We provide evidence suggesting that MMP20 cleaves the extracellular domain of cadherins which may release transcription factors such as β-catenin that are important for enamel development. Faulty cell signaling may be the reason Mmp20- null ameloblasts abnormally extend, retract, and later reextend their Tomes’ processes during enamel development.

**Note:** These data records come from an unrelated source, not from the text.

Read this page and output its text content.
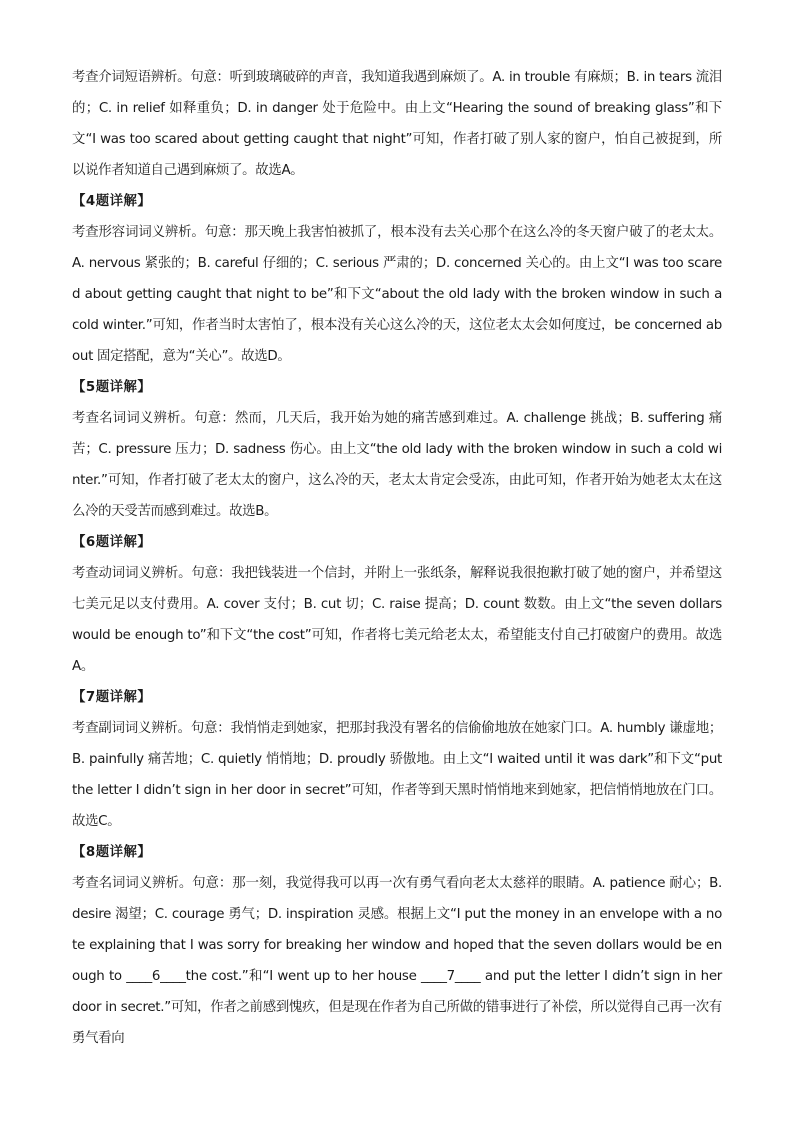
考查介词短语辨析。句意：听到玻璃破碎的声音，我知道我遇到麻烦了。A. in trouble 有麻烦；B. in tears 流泪的；C. in relief 如释重负；D. in danger 处于危险中。由上文“Hearing the sound of breaking glass”和下文“I was too scared about getting caught that night”可知，作者打破了别人家的窗户，怕自己被捉到，所以说作者知道自己遇到麻烦了。故选A。

【4题详解】

考查形容词词义辨析。句意：那天晚上我害怕被抓了，根本没有去关心那个在这么冷的冬天窗户破了的老太太。A. nervous 紧张的；B. careful 仔细的；C. serious 严肃的；D. concerned 关心的。由上文“I was too scared about getting caught that night to be”和下文“about the old lady with the broken window in such a cold winter.”可知，作者当时太害怕了，根本没有关心这么冷的天，这位老太太会如何度过，be concerned about 固定搭配，意为“关心”。故选D。

【5题详解】

考查名词词义辨析。句意：然而，几天后，我开始为她的痛苦感到难过。A. challenge 挑战；B. suffering 痛苦；C. pressure 压力；D. sadness 伤心。由上文“the old lady with the broken window in such a cold winter.”可知，作者打破了老太太的窗户，这么冷的天，老太太肯定会受冻，由此可知，作者开始为她老太太在这么冷的天受苦而感到难过。故选B。

【6题详解】

考查动词词义辨析。句意：我把钱装进一个信封，并附上一张纸条，解释说我很抱歉打破了她的窗户，并希望这七美元足以支付费用。A. cover 支付；B. cut 切；C. raise 提高；D. count 数数。由上文“the seven dollars would be enough to”和下文“the cost”可知，作者将七美元给老太太，希望能支付自己打破窗户的费用。故选A。

【7题详解】

考查副词词义辨析。句意：我悄悄走到她家，把那封我没有署名的信偷偷地放在她家门口。A. humbly 谦虚地；B. painfully 痛苦地；C. quietly 悄悄地；D. proudly 骄傲地。由上文“I waited until it was dark”和下文“put the letter I didn’t sign in her door in secret”可知，作者等到天黑时悄悄地来到她家，把信悄悄地放在门口。故选C。

【8题详解】

考查名词词义辨析。句意：那一刻，我觉得我可以再一次有勇气看向老太太慈祥的眼睛。A. patience 耐心；B. desire 渴望；C. courage 勇气；D. inspiration 灵感。根据上文“I put the money in an envelope with a note explaining that I was sorry for breaking her window and hoped that the seven dollars would be enough to ____6____the cost.”和“I went up to her house ____7____ and put the letter I didn’t sign in her door in secret.”可知，作者之前感到愧疚，但是现在作者为自己所做的错事进行了补偿，所以觉得自己再一次有勇气看向
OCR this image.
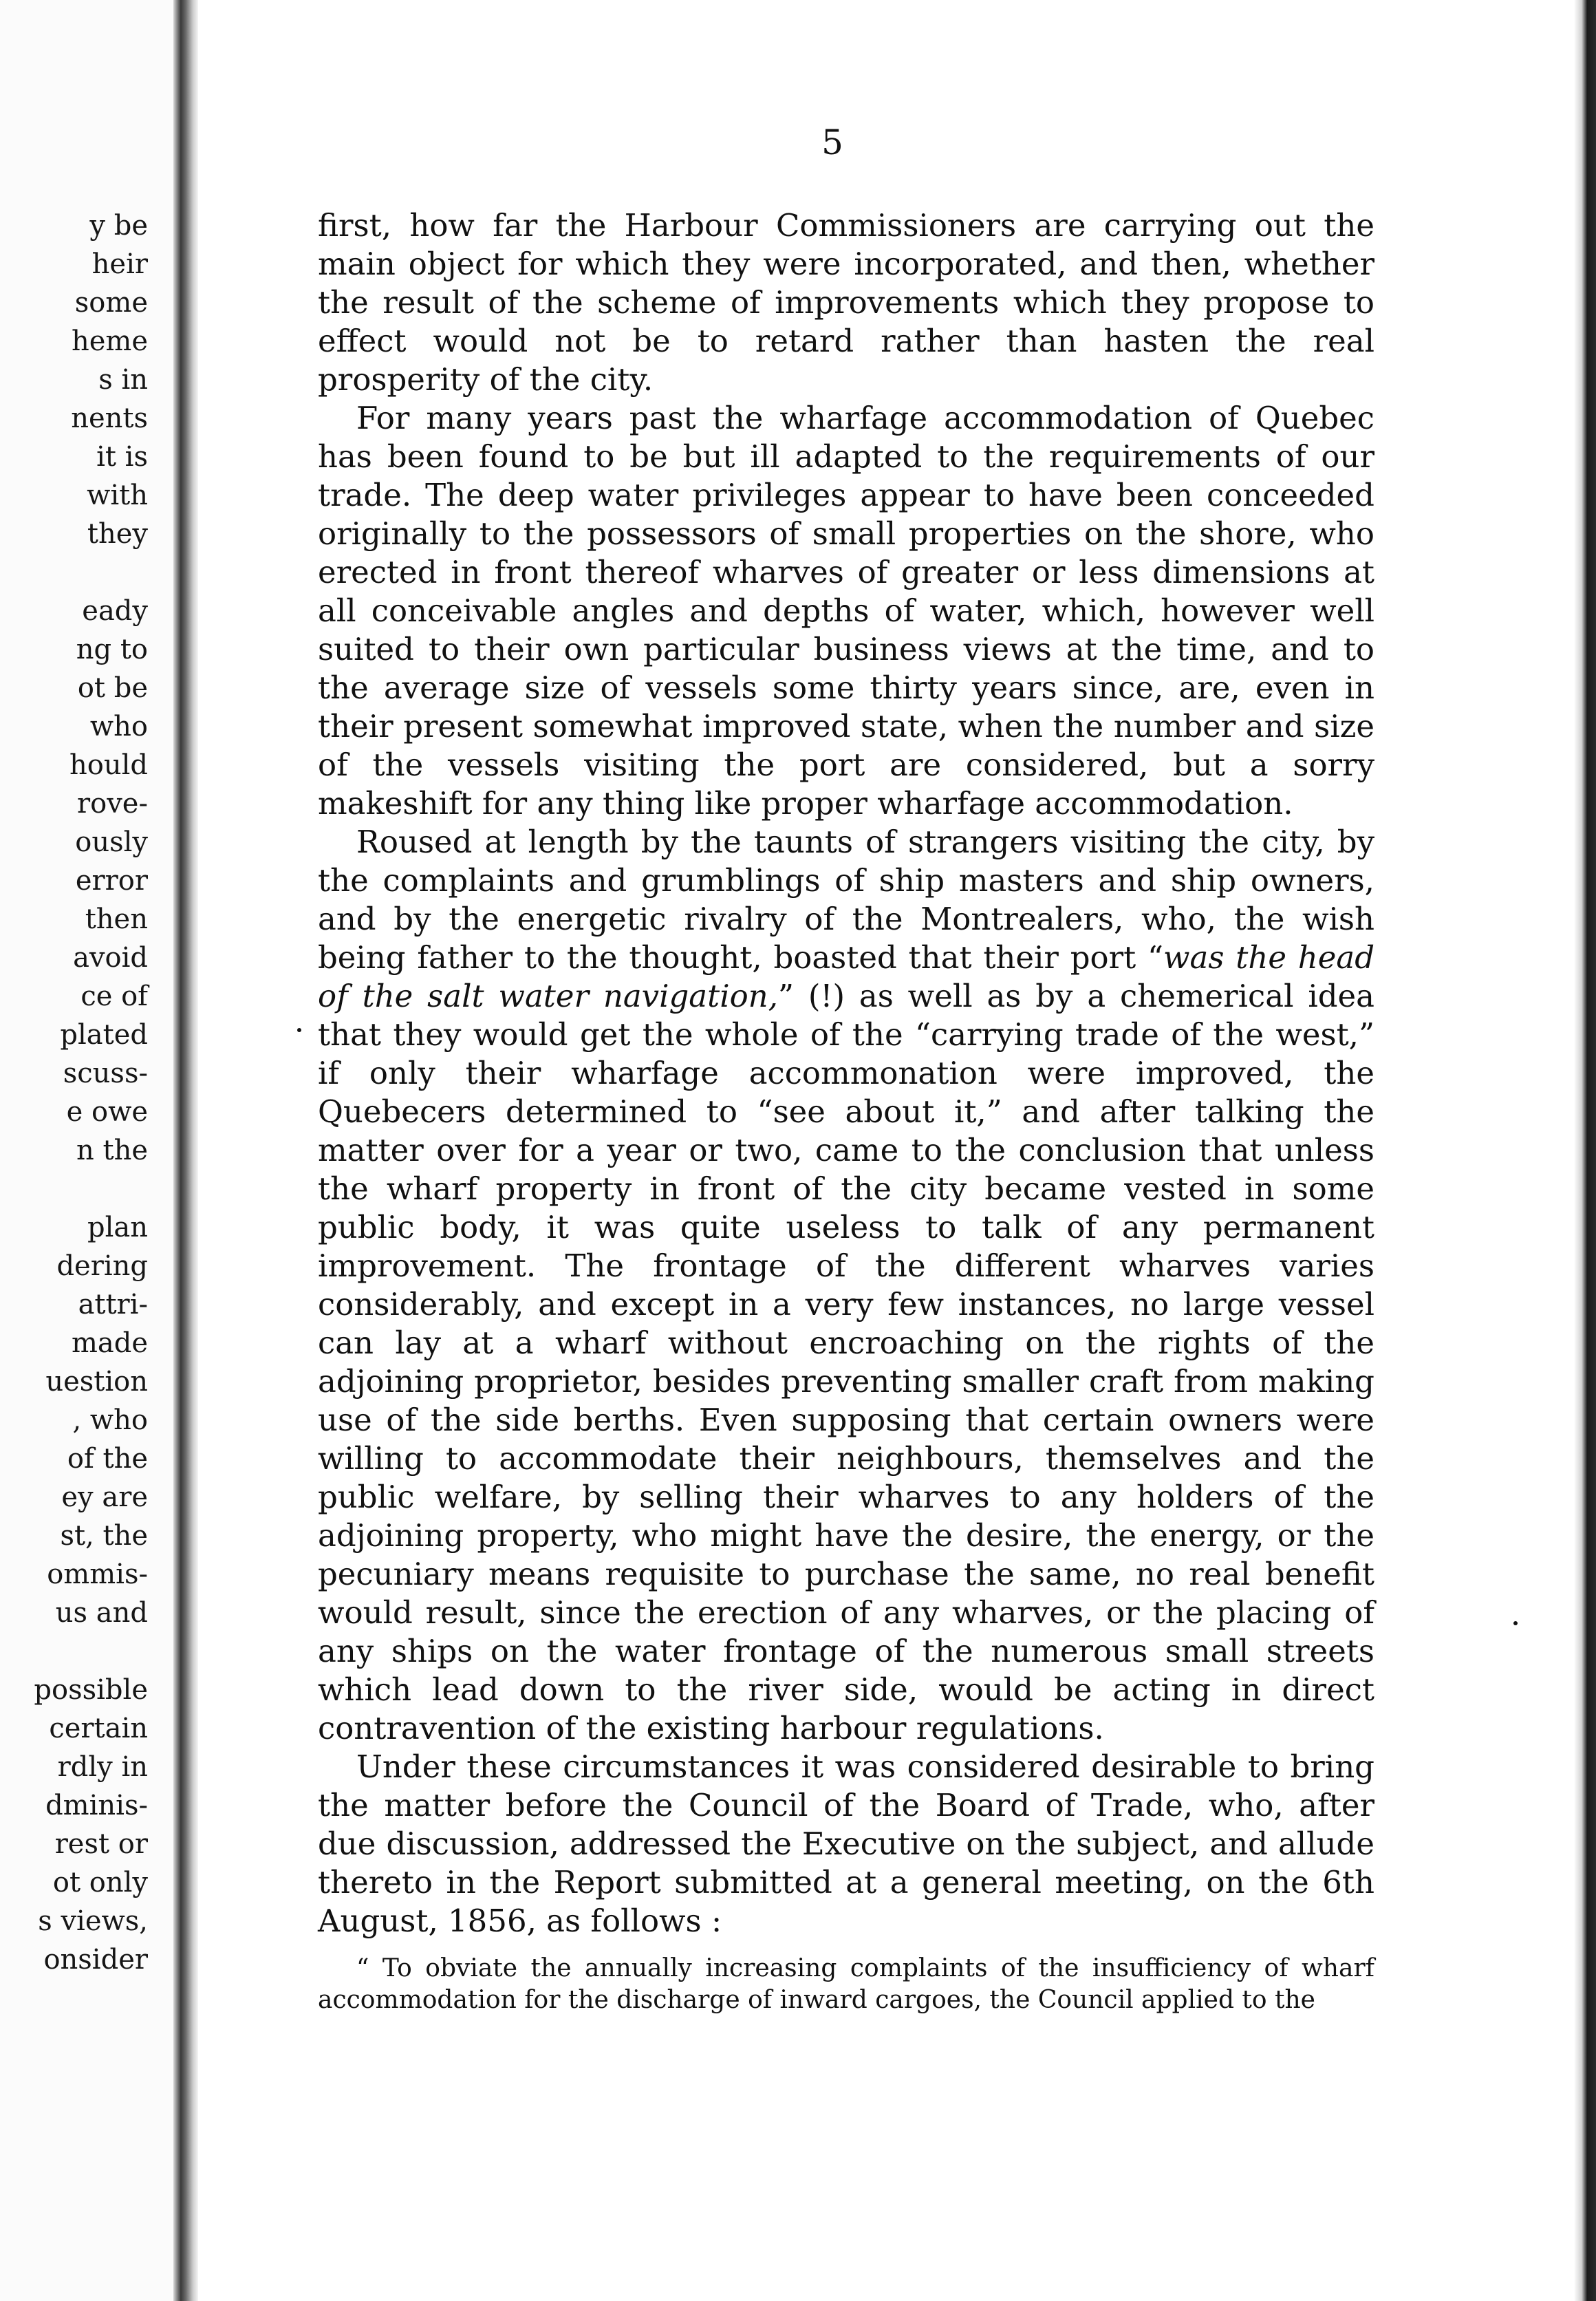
y be
heir
some
heme
s in
nents
it is
with
they
eady
ng to
ot be
who
hould
rove-
ously
error
then
avoid
ce of
plated
scuss-
e owe
n the
plan
dering
attri-
made
uestion
, who
of the
ey are
st, the
ommis-
us and
possible
certain
rdly in
dminis-
rest or
ot only
s views,
onsider
5

first, how far the Harbour Commissioners are carrying out the main object for which they were incorporated, and then, whether the result of the scheme of improvements which they propose to effect would not be to retard rather than hasten the real prosperity of the city.

For many years past the wharfage accommodation of Quebec has been found to be but ill adapted to the requirements of our trade. The deep water privileges appear to have been conceeded originally to the possessors of small properties on the shore, who erected in front thereof wharves of greater or less dimensions at all conceivable angles and depths of water, which, however well suited to their own particular business views at the time, and to the average size of vessels some thirty years since, are, even in their present somewhat improved state, when the number and size of the vessels visiting the port are considered, but a sorry makeshift for any thing like proper wharfage accommodation.

Roused at length by the taunts of strangers visiting the city, by the complaints and grumblings of ship masters and ship owners, and by the energetic rivalry of the Montrealers, who, the wish being father to the thought, boasted that their port “was the head of the salt water navigation,” (!) as well as by a chemerical idea that they would get the whole of the “carrying trade of the west,” if only their wharfage accommonation were improved, the Quebecers determined to “see about it,” and after talking the matter over for a year or two, came to the conclusion that unless the wharf property in front of the city became vested in some public body, it was quite useless to talk of any permanent improvement. The frontage of the different wharves varies considerably, and except in a very few instances, no large vessel can lay at a wharf without encroaching on the rights of the adjoining proprietor, besides preventing smaller craft from making use of the side berths. Even supposing that certain owners were willing to accommodate their neighbours, themselves and the public welfare, by selling their wharves to any holders of the adjoining property, who might have the desire, the energy, or the pecuniary means requisite to purchase the same, no real benefit would result, since the erection of any wharves, or the placing of any ships on the water frontage of the numerous small streets which lead down to the river side, would be acting in direct contravention of the existing harbour regulations.

Under these circumstances it was considered desirable to bring the matter before the Council of the Board of Trade, who, after due discussion, addressed the Executive on the subject, and allude thereto in the Report submitted at a general meeting, on the 6th August, 1856, as follows :

“ To obviate the annually increasing complaints of the insufficiency of wharf accommodation for the discharge of inward cargoes, the Council applied to the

Previously, we demonstrated that conditional deletion of the cadherin stabilizing molecule, p120, from epithelial tissues had a profound effect on mouse dental enamel development. p120 binds to an intracellular cadherin domain near the cell membrane termed the ‘juxtamembrane domain’ (JMD). Mutation of the E-cadherin JMD demonstrated that p120-E-cadherin interaction was required for high-level cell adhesiveness [Thoreson et al., 2000; Ferber et al., 2002], and it was also shown that the binding of p120 to the JMD prevents cadherins from becoming internalized and degraded [Davis et al., 2003; Xiao et al., 2003; Maeda et al., 2006]. When p120 was deleted from epithelial tissues, the general shape of the teeth was normal. However, the resulting dental enamel had no rod pattern and had a very rough surface composed of mineralized spherical structures, and this enamel easily abraded from the tooth surface [Bartlett et al., 2010]. Therefore, stabilization of cadherins to the cell surface is essential for dental enamel formation and this suggests that the hydrolysis of cadherin contacts necessary for ameloblast migration and signaling may also be of importance in enamel formation.

Here we demonstrate that Mmp20-null ameloblasts have abnormal extension and retraction of their Tomes’ processes and therefore seem unable to maintain normal linear continuity of appositional growth during the secretory stage of amelogenesis. We also show that MMP20 can cleave an important epithelial cadherin and that this hydrolysis may have important cell signaling functions.

This work was funded by NIDCR grants DE016276 (J.D.B.) and DE019775 (J.P.S.) and by the CIHR (A.N.).